Amateur
Amateur

Reputation: 1277

How to interpret bubble plot scale and plotting negative numbers with scale_area

I asked a question about making bubble charts in ggplot2 here.

My follow-up questions are:

1)how do I interprete the scale_size in the legend?

2) Does small dot (labeled 10) mean the data can be anything from 5-10? If the data for a particular point is 8, does scale_area function change the data point to 10 before it is presented as a dot size 10 on the graph.

3) is there a way to plot negative number on ggplot bubble chart? Some software can make the negative data a color bubble.

4) I tried to incorporate scale_area and scale_alpha but the legend shows 2 scales. I just want a combined one. How do I do that?

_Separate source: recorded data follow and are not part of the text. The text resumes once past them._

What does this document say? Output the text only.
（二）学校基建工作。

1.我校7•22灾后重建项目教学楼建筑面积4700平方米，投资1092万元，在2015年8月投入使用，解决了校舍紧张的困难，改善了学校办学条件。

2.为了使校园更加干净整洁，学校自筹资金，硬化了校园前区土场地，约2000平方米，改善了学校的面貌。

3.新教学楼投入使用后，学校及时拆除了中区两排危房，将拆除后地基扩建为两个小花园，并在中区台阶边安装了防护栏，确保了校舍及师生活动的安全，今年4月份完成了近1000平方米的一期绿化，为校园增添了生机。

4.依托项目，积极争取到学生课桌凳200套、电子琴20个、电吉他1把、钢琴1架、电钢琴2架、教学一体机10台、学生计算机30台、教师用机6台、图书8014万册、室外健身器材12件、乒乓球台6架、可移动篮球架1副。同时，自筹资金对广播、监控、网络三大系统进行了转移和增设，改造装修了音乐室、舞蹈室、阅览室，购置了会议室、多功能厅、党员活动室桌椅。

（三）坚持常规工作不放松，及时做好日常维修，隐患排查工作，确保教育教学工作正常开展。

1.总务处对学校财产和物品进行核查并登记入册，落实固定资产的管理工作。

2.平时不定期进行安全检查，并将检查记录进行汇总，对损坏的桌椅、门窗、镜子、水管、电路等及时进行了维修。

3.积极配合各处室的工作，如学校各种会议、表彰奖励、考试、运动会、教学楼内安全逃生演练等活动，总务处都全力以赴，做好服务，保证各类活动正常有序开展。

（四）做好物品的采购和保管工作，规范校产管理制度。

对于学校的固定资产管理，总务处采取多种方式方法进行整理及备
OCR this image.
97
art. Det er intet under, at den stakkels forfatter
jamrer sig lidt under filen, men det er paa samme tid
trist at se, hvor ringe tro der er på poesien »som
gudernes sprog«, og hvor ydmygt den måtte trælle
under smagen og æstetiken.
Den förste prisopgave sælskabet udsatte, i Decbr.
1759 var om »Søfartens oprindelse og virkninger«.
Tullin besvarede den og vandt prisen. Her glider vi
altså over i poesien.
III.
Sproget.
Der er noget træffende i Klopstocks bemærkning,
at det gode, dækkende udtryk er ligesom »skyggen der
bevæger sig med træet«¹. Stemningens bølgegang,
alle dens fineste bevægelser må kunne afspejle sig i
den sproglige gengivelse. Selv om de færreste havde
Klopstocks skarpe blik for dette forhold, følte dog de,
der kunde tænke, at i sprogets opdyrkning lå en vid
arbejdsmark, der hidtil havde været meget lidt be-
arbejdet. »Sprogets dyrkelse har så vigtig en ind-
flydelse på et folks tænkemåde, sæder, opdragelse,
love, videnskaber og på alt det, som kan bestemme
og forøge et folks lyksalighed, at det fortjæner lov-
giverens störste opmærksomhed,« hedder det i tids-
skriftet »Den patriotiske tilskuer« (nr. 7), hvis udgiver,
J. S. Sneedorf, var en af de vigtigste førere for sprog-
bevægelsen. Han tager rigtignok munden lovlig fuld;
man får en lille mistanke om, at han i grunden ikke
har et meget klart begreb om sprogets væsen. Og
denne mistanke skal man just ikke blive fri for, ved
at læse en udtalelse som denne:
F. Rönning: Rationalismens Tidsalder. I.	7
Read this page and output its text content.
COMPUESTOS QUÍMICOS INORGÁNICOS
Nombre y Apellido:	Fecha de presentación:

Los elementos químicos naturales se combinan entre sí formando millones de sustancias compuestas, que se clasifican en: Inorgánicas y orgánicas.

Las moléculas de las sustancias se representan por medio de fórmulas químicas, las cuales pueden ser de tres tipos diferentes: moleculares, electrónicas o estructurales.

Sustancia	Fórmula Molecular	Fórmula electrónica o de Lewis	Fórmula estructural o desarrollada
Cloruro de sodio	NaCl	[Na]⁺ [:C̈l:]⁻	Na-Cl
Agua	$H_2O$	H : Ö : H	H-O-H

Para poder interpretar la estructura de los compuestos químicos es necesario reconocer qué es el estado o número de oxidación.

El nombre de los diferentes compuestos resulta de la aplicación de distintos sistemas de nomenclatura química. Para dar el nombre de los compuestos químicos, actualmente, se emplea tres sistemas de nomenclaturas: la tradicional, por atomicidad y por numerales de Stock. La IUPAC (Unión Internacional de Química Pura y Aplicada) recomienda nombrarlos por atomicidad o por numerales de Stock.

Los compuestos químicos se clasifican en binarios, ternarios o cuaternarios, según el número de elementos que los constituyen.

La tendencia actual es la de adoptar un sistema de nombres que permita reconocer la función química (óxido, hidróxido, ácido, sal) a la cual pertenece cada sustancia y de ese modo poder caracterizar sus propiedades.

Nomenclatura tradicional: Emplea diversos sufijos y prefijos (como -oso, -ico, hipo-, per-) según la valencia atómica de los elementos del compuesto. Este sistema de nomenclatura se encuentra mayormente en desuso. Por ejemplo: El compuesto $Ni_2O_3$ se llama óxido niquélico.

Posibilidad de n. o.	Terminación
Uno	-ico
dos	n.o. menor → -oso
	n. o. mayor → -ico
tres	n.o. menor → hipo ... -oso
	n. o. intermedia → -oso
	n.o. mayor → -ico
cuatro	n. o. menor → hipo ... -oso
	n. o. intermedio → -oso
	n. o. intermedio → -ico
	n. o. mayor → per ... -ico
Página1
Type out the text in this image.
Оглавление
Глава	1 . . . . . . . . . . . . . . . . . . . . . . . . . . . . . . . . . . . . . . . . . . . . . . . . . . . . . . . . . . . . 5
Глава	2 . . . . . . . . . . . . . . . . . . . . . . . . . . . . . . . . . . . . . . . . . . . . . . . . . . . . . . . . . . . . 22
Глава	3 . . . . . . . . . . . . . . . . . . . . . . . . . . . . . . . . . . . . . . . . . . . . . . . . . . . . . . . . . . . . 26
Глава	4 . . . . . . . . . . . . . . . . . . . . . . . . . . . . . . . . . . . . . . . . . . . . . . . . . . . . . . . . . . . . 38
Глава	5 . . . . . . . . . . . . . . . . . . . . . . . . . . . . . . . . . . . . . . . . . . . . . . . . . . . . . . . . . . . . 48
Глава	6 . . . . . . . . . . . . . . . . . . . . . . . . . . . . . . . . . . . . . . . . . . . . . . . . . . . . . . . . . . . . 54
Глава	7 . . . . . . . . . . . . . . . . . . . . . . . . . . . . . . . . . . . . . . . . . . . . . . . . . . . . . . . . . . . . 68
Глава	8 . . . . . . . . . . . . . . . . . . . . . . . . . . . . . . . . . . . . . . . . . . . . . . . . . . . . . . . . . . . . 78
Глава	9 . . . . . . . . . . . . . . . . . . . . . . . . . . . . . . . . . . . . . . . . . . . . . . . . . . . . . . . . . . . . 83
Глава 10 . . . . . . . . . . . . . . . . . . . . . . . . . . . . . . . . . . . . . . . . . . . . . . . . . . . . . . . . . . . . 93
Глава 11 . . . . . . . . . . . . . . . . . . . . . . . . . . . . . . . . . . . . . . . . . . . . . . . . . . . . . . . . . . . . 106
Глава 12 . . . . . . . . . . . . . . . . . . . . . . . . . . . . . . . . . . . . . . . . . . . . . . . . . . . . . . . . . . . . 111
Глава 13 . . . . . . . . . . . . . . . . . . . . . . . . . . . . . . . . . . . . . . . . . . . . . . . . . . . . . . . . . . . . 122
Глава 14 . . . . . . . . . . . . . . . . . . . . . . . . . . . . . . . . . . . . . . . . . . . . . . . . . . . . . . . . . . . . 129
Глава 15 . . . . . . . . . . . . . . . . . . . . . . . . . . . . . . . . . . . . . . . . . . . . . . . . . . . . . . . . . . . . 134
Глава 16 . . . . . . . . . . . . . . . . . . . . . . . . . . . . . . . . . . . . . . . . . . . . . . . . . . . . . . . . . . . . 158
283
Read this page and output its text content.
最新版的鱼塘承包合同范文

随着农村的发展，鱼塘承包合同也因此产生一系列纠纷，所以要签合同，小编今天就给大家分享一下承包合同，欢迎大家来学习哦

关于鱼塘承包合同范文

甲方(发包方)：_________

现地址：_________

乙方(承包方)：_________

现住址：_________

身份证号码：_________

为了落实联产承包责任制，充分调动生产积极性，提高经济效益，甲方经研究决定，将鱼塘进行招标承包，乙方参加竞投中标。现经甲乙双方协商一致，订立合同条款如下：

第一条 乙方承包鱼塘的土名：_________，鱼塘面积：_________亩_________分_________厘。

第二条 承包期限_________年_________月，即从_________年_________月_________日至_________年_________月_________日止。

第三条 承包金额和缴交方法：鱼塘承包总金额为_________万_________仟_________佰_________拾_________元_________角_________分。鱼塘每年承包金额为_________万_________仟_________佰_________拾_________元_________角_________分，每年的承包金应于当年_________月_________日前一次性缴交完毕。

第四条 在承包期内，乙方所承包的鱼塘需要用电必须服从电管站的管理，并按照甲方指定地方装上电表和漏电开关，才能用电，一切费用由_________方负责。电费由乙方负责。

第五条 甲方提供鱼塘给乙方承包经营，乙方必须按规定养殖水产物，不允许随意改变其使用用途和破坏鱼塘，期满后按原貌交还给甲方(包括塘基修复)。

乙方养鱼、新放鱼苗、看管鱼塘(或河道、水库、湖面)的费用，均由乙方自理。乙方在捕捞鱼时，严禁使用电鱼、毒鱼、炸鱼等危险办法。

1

ggplot(dataset, aes(x = N, y = PctCens, size = BiasAM, alpha=BiasAM ,label = NULL)) +
geom_point(shape = 16) + 
scale_area(to = c(1, 10), breaks = c(0, 10, 30, 50, 70, 100)) +
scale_x_continuous("Sample size", limits = c(0, 100)) + 
scale_y_continuous("Percent censored", limits = c(0, 100)) +
facet_wrap(~Method,ncol=2) + 
theme_bw()+
opts(
panel.grid.minor = theme_blank(),
panel.background = theme_blank(),
axis.ticks = theme_blank(),
axis.title.x=theme_text(face='bold',vjust=0.2, size =12), 
axis.title.y=theme_text(face='bold',angle=90, vjust=0.2,size =12))

enter image description here

Upvotes: 3

Views: 1935

Answers (1)

Amateur
Amateur

Reputation: 1277

Here is how I ended up solving my problem with negative numbers in bubble chart.

The original BiasAM (called OrgBiasAM) variable has negative numbers so I took the absolute value of it and created a new variable called BiasAM which i used in the above code. To distinguish between the negative and positive numbers, I made a new categorical variable called BiasAMCat using ifelse statement

dataset$BiasAMCat <-ifelse(dataset$OrgBiasMA < 0, 'Negative', 'Positive')

The modified code is now:

ggplot(dataset, aes(x = N, y = PctCens, size = BiasAM, colour=factor(BiasAMCat) ,label =       NULL)) +
  geom_point(shape = 16) + 
  scale_area(to = c(1, 10), breaks = c(0, 10, 30, 50, 70, 100)) +
  scale_colour_manual(name=NULL, values=c('grey','black')) +  # for bw printing
  scale_x_continuous("Sample size", limits = c(0, 100)) + 
  scale_y_continuous("Percent censored", limits = c(0, 100)) +
  facet_wrap(~Method,ncol=2) + 
  theme_bw()+
  opts(
  panel.grid.minor = theme_blank(),
  panel.background = theme_blank(),
  axis.ticks = theme_blank(),
  axis.title.x=theme_text(face='bold',vjust=0.2, size =12), 
  axis.title.y=theme_text(face='bold',angle=90, vjust=0.2,size =12))

Note: If you like gradient color, you can use color_gradient as suggested by Andy W instead of scale_colour_manual.